Si certains titres essaient de dépasser le traitement ponctuel de faits de délinquance, aucun média ne recoupe les informations éparses sur ces bandes de jeunes délinquants étrangers qui semblent opérer leurs méfaits dans une quasi impunité, au point d’en faire un phénomène de société en pleine expansion mais à bas bruit médiatique.
La réforme de la justice pénale des mineurs
Face à la délinquance de plus en plus précoce de jeunes, le gouvernement a entrepris une réforme de la justice pénale des mineurs. Son objectif serait selon l’Union de « juger mieux et plus vite ».
C’en est déjà trop pour la gauche castafiore qui donne de la voix : à Caen, selon Ouest-France, des éducateurs de la Protection Judiciaire de la Jeunesse manifestent contre la réforme. La photo de la banderole de la manifestation montre une franche opposition à l’enfermement. France culture parle d’une « réforme à marche forcée ». On craint le pire. France bleu couvre une grève d’éducateurs à Carpentras tandis que L’Humanité évoque une « justice plus expéditive pour les mineurs ».
Une fermeté en trompe l’œil pour un pédopsychiatre bien isolé
Alors que la réforme de la justice pénale pour les mineurs est soumise au Parlement, un pédopsychiatre, Maurice Berger, estime dans une tribune parue dans Le Figaro du 23 février 2020 que celle-ci n’apportera pas les réponses nécessaires à la délinquance des mineurs. Il rappelle qu’un fait de violence gratuite a été commis toutes les 44 secondes en 2018 et que la part des mineurs dans ces violences qui peuvent causer la mort est importante.

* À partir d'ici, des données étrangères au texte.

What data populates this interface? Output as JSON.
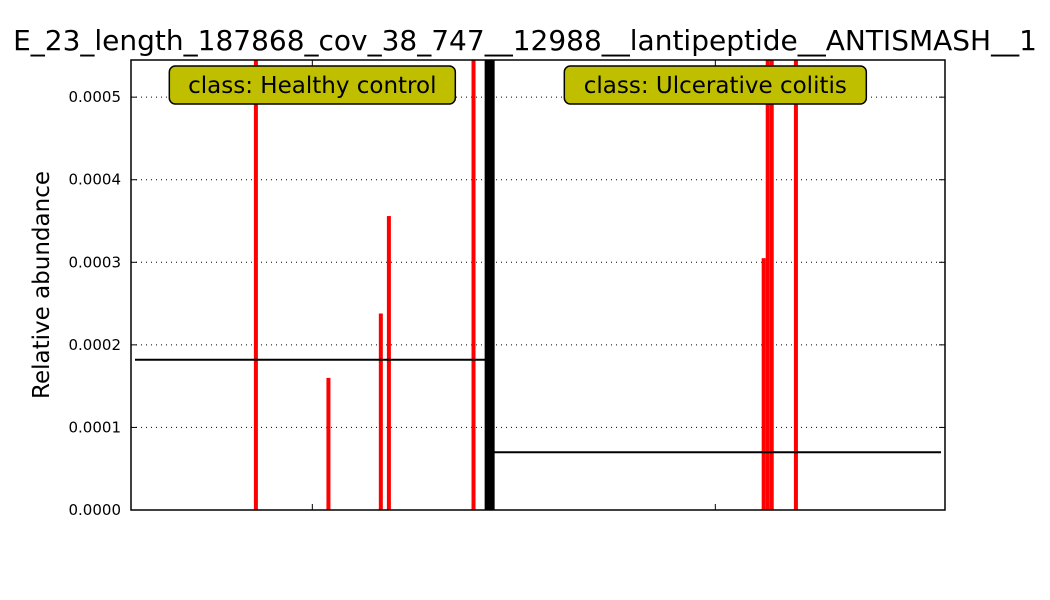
{
  "chart_data": {
    "type": "bar",
    "title": "E_23_length_187868_cov_38_747__12988__lantipeptide__ANTISMASH__1",
    "ylabel": "Relative abundance",
    "xlabel": "",
    "ylim": [
      0,
      0.000545
    ],
    "yticks": [
      "0.0000",
      "0.0001",
      "0.0002",
      "0.0003",
      "0.0004",
      "0.0005"
    ],
    "grid": "horizontal-dotted",
    "bar_color": "#ff0000",
    "mean_line_color": "#000000",
    "box_color": "#bfbf00",
    "n_samples": 200,
    "groups": [
      {
        "name": "Healthy control",
        "label": "class: Healthy control",
        "start": 0,
        "end": 88,
        "mean": 0.000182,
        "bars": [
          {
            "index": 30,
            "value": 0.000545
          },
          {
            "index": 48,
            "value": 0.00016
          },
          {
            "index": 61,
            "value": 0.000238
          },
          {
            "index": 63,
            "value": 0.000356
          },
          {
            "index": 84,
            "value": 0.000545
          }
        ]
      },
      {
        "name": "Ulcerative colitis",
        "label": "class: Ulcerative colitis",
        "start": 88,
        "end": 200,
        "mean": 7e-05,
        "bars": [
          {
            "index": 156,
            "value": 0.000305
          },
          {
            "index": 157,
            "value": 0.000545
          },
          {
            "index": 158,
            "value": 0.000545
          },
          {
            "index": 164,
            "value": 0.000545
          }
        ]
      }
    ],
    "separator_index": 88
  }
}
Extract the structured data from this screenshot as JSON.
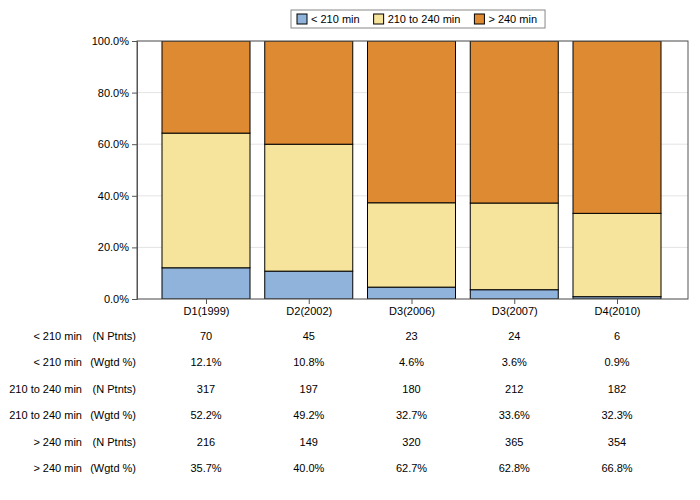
{
  "chart_data": {
    "type": "bar",
    "stacked": true,
    "grid": true,
    "categories": [
      "D1(1999)",
      "D2(2002)",
      "D3(2006)",
      "D3(2007)",
      "D4(2010)"
    ],
    "ylim": [
      0,
      100
    ],
    "yticks": [
      {
        "value": 0,
        "label": "0.0%"
      },
      {
        "value": 20,
        "label": "20.0%"
      },
      {
        "value": 40,
        "label": "40.0%"
      },
      {
        "value": 60,
        "label": "60.0%"
      },
      {
        "value": 80,
        "label": "80.0%"
      },
      {
        "value": 100,
        "label": "100.0%"
      }
    ],
    "count_label": "(N Ptnts)",
    "percent_label": "(Wgtd %)",
    "series": [
      {
        "name": "< 210 min",
        "color": "#8fb3da",
        "values": [
          12.1,
          10.8,
          4.6,
          3.6,
          0.9
        ],
        "value_labels": [
          "12.1%",
          "10.8%",
          "4.6%",
          "3.6%",
          "0.9%"
        ],
        "n_patients": [
          70,
          45,
          23,
          24,
          6
        ]
      },
      {
        "name": "210 to 240 min",
        "color": "#f7e49c",
        "values": [
          52.2,
          49.2,
          32.7,
          33.6,
          32.3
        ],
        "value_labels": [
          "52.2%",
          "49.2%",
          "32.7%",
          "33.6%",
          "32.3%"
        ],
        "n_patients": [
          317,
          197,
          180,
          212,
          182
        ]
      },
      {
        "name": "> 240 min",
        "color": "#de8a33",
        "values": [
          35.7,
          40.0,
          62.7,
          62.8,
          66.8
        ],
        "value_labels": [
          "35.7%",
          "40.0%",
          "62.7%",
          "62.8%",
          "66.8%"
        ],
        "n_patients": [
          216,
          149,
          320,
          365,
          354
        ]
      }
    ]
  }
}
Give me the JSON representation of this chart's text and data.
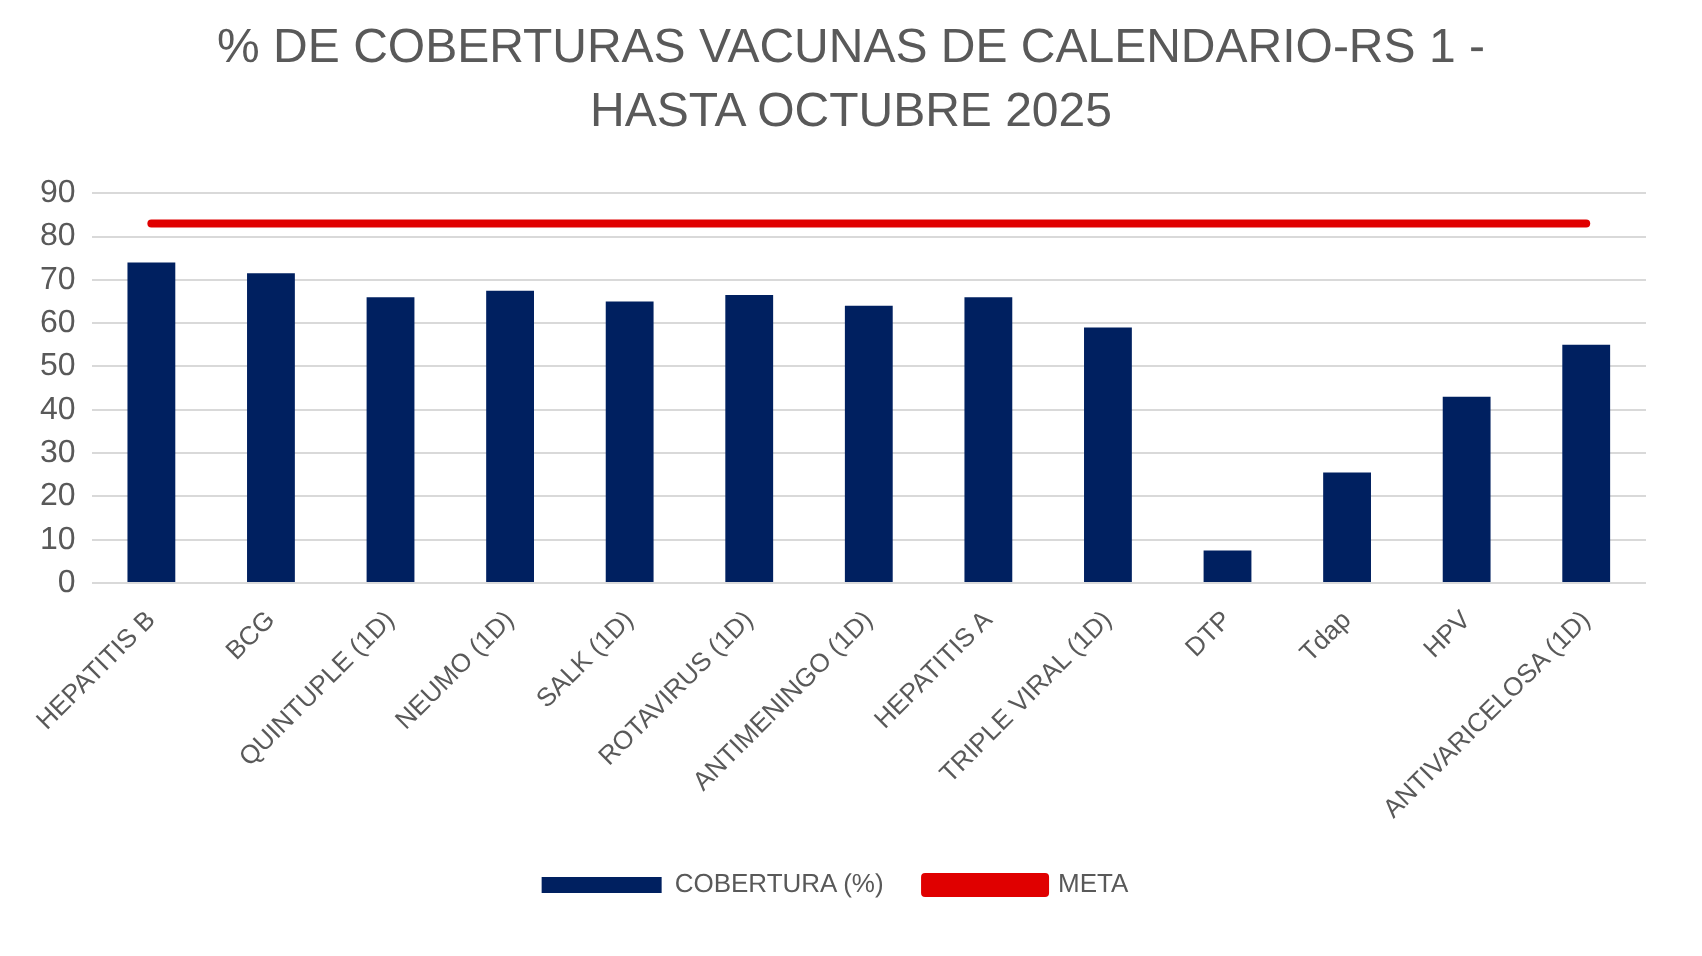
{
  "chart_data": {
    "type": "bar",
    "title": "% DE COBERTURAS VACUNAS DE CALENDARIO-RS 1 - HASTA OCTUBRE 2025",
    "categories": [
      "HEPATITIS B",
      "BCG",
      "QUINTUPLE (1D)",
      "NEUMO (1D)",
      "SALK (1D)",
      "ROTAVIRUS (1D)",
      "ANTIMENINGO (1D)",
      "HEPATITIS A",
      "TRIPLE VIRAL (1D)",
      "DTP",
      "Tdap",
      "HPV",
      "ANTIVARICELOSA (1D)"
    ],
    "series": [
      {
        "name": "COBERTURA (%)",
        "color": "#002060",
        "values": [
          74,
          71.5,
          66,
          67.5,
          65,
          66.5,
          64,
          66,
          59,
          7.5,
          25.5,
          43,
          55
        ]
      },
      {
        "name": "META",
        "type": "line",
        "color": "#e00000",
        "line_style": "solid",
        "marker": "none",
        "values": [
          83,
          83,
          83,
          83,
          83,
          83,
          83,
          83,
          83,
          83,
          83,
          83,
          83
        ]
      }
    ],
    "ylim": [
      0,
      90
    ],
    "yticks": [
      0,
      10,
      20,
      30,
      40,
      50,
      60,
      70,
      80,
      90
    ],
    "grid": "y",
    "legend": "bottom"
  }
}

Il cite plusieurs dispositions qui ne vont pas dans le sens de la fermeté : « présomption de non discernement pour les moins de 13 ans », droit du mineur à l’accompagnement par les parents lors de l’enquête judiciaire, fin de la prison ferme pour les peines inférieures à un mois, etc. La liste est longue.
Un remake de la loi Asile et immigration ?
Le jeu des acteurs dans cette réforme relayé par les médias de grand chemin ressemble étrangement à celui qui a été tenu lors du débat sur la loi Asile et immigration en 2018. Un jeu médiatisé sans grand recul dans les médias.
Censée résoudre un problème – la délinquance croissante des jeunes mineurs – grâce à une accélération des procédures, la réforme fait l’objet d’un tir de barrage de la gauche castafiore. Des syndicalistes et des militants de gauche utilisent les médias comme un porte-voix à leur opposition à tout durcissement de la loi applicables aux mineurs. Pour faire passer sa réforme, le gouvernement donne des gages à la gauche, notamment en évitant soigneusement de revenir sur une mesure essentielle : la dispense pour les mineurs d’avoir un titre de séjour, qui rend l’expulsion des mineurs étrangers délinquants très difficile voire impossible.
Il est plus que probable que les médias continuent à l’avenir d’évoquer ponctuellement l’augmentation continue de la délinquance des jeunes étrangers, sans se poser outre mesure des questions dérangeantes. Des jeunes qui plus que jamais considéreront la France comme un pays de cocagne où un simple rappel à la loi est souvent le solde de tout compte de vols à répétition…Sans que cela provoque outre mesure une bronca médiatique.